Un beau passage d'histoire coloniale, très méconnu l'imposition d'un état civil à ce qu'on appelait les indigènes.
« Nomen nescio »
Avant d’imposer un nom, les États autoritaires veillent à nier le nom, nomen nescio ("je ne sais pas le nom"), N.N. : Vladimir Jankelevitch (Le Nouvel Observateur, mai 1978) rapprochait ces initiales de celles de Nacht und Nebel (qui signifiait qu’aucune information ne serait donnée sur les personnes arrêtées). Ainsi, ce sont des cohortes d’êtres humains allant à la mort avec, pour toute identification, un numéro tatoué sur le bras. On pense aussi à la consigne de Franco de ne pas tenir l’état-civil des républicains exécutés, enfouis dans des charniers. Il en fut de même lors du nettoyage ethnique en Bosnie-Herzégovine, ainsi que pour les disparus au Guatemala, en Argentine, au Chili, tous enterrés dans des tombes anonymes avec pour seule indication : « N.N. ».

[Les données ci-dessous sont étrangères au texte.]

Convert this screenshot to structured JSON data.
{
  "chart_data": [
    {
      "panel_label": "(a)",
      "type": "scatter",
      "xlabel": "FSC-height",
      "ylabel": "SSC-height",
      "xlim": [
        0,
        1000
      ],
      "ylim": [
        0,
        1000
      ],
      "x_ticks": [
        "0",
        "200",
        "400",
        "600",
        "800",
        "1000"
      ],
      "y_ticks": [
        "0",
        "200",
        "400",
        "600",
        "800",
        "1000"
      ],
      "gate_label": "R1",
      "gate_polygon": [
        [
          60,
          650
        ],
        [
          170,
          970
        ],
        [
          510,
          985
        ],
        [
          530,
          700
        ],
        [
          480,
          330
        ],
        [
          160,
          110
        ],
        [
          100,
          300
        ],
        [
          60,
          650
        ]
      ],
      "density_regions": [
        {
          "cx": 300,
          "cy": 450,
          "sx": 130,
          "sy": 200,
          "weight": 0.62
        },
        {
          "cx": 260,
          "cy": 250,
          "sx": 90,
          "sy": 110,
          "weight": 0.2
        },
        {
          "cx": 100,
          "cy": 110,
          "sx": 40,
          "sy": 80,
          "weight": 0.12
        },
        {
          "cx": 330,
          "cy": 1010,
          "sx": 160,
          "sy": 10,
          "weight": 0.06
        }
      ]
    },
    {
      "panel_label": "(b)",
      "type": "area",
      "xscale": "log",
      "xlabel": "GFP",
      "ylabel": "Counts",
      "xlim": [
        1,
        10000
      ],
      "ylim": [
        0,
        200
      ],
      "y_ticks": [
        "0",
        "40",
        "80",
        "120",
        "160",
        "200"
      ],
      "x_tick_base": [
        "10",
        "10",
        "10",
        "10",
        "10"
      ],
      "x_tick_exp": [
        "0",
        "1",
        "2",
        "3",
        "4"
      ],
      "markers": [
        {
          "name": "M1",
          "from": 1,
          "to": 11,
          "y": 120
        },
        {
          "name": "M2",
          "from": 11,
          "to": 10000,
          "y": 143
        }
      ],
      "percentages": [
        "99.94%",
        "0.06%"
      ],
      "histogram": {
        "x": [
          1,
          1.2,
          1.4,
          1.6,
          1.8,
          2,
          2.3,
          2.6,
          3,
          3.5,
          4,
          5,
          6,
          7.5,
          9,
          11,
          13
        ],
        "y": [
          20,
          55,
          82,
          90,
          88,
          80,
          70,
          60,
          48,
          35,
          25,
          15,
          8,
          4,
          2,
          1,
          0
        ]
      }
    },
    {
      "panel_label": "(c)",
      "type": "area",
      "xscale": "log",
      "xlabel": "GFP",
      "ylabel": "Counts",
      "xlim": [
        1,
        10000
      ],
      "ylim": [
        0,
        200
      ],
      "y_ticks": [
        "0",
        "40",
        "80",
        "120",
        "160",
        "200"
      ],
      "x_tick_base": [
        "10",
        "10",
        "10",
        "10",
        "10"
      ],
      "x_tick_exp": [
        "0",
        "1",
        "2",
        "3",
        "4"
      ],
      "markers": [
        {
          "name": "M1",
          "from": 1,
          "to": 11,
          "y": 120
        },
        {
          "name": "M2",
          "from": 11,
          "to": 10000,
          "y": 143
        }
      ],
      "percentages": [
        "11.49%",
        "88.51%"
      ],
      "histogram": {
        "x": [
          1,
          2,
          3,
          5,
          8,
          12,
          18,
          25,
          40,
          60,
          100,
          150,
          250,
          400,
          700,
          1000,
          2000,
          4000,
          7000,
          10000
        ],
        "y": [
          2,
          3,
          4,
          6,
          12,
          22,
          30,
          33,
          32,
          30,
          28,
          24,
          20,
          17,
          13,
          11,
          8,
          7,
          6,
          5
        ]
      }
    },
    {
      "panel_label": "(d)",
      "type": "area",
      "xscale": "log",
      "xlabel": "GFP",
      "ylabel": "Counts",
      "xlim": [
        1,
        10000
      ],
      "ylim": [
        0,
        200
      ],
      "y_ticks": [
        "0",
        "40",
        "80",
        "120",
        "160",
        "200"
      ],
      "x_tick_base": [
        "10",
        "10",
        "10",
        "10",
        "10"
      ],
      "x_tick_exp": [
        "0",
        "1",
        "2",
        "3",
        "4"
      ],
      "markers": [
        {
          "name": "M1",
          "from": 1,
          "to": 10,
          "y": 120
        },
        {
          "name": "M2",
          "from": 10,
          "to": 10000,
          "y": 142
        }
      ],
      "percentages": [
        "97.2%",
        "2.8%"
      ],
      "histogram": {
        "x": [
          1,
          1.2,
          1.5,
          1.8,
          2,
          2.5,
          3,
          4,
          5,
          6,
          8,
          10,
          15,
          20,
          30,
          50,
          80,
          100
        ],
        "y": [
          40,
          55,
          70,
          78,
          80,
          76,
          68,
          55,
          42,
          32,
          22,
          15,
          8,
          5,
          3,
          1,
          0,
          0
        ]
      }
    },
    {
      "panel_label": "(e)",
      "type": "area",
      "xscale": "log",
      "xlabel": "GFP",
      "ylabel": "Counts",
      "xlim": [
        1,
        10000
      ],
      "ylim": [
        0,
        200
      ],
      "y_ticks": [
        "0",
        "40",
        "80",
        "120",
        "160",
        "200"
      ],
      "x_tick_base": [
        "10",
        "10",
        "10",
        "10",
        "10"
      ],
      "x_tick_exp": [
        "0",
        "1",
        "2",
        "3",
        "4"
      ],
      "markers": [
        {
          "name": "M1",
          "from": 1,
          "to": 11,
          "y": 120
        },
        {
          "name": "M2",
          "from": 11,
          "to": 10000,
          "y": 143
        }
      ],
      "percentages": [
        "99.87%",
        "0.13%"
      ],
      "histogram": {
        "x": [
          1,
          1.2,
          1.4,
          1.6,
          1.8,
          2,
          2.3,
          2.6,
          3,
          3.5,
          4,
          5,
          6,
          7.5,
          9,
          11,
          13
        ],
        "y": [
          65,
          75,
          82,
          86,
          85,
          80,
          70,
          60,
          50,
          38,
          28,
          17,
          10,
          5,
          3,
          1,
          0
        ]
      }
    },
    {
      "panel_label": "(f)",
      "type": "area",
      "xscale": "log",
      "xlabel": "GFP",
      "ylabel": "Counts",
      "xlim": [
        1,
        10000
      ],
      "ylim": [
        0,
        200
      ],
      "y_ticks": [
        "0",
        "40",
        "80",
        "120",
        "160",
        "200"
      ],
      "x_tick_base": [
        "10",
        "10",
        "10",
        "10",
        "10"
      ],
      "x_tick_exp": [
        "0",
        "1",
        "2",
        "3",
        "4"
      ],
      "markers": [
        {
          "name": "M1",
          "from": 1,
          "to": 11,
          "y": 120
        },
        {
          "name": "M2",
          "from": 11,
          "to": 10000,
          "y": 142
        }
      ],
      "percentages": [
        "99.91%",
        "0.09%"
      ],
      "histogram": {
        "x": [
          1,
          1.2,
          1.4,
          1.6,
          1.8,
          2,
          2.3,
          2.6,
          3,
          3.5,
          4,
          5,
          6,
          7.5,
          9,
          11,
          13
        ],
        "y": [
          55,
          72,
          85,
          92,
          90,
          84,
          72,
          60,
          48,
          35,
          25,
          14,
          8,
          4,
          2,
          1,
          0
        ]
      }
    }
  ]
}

Selon l’anthropologue Tassadit Yacine, spécialiste du monde berbère, le système colonial français a imposé des noms aux Algériens qui n’en avaient pas : le boiteux, la puanteur, le muet, le moustachu, le borgne ou des noms d’animaux en français ou en arabe (châdl, le singe, donnant Chadli ; Rasekelb, le chien). S’il ne s’agissait pas d’un patronyme ridicule, c’était l’appartenance ethnique qui servait à nommer : Kebayli (le Kabyle), Aârab (l’Arabe) ou Tarki (le Turc). Le nom retenu était parfois celui du maître (2). Certains noms impossibles avaient pu être donnés par des Algériens eux-mêmes qui voulaient se moquer de l’officier d’État-civil ou qui donnaient un nom que ce dernier n’avait pas compris. Car les populations d’Algérie résistèrent à cette volonté coloniale d’imposer des noms.
Il fut même un temps où, en Grande Kabylie (massif du Djurdjura), les habitants étaient nommés selon un principe d’étiquetage-quadrillage : dans un village, tous avaient des noms commençant par A (Aberkan, Azzam,…), dans le suivant par B, et ainsi de suite (toutes les lettres de l’alphabet français y passaient), ce qui permettait de savoir d’où les individus étaient originaires. Des agents de l’État-civil venaient dans les villages distribuer les patronymes ! Selon le démographe et historien Hervé Le Bras, ce procédé a été utilisé jadis dans certaines régions françaises, en particulier en Bretagne.
« SNP »
Mais sans doute le pire a été de décréter qu’aucun Algérien ne devait être sans nom patronymique. Comme beaucoup n’avaient que des prénoms (s’enchaînant parfois avec ben, fils de : Ahmed ben Mohamed ben Malik, ce qui indiquait une filiation sur deux ou trois générations) alors apparut dans des documents officiels, pour nommer ces gens-là, le sigle S.N.P., le plus souvent SNP ou carrément Sans Nom Patronymique, Essennepet ou Sanpé, termes qui pouvaient être retranscrits sur les cartes d’identité.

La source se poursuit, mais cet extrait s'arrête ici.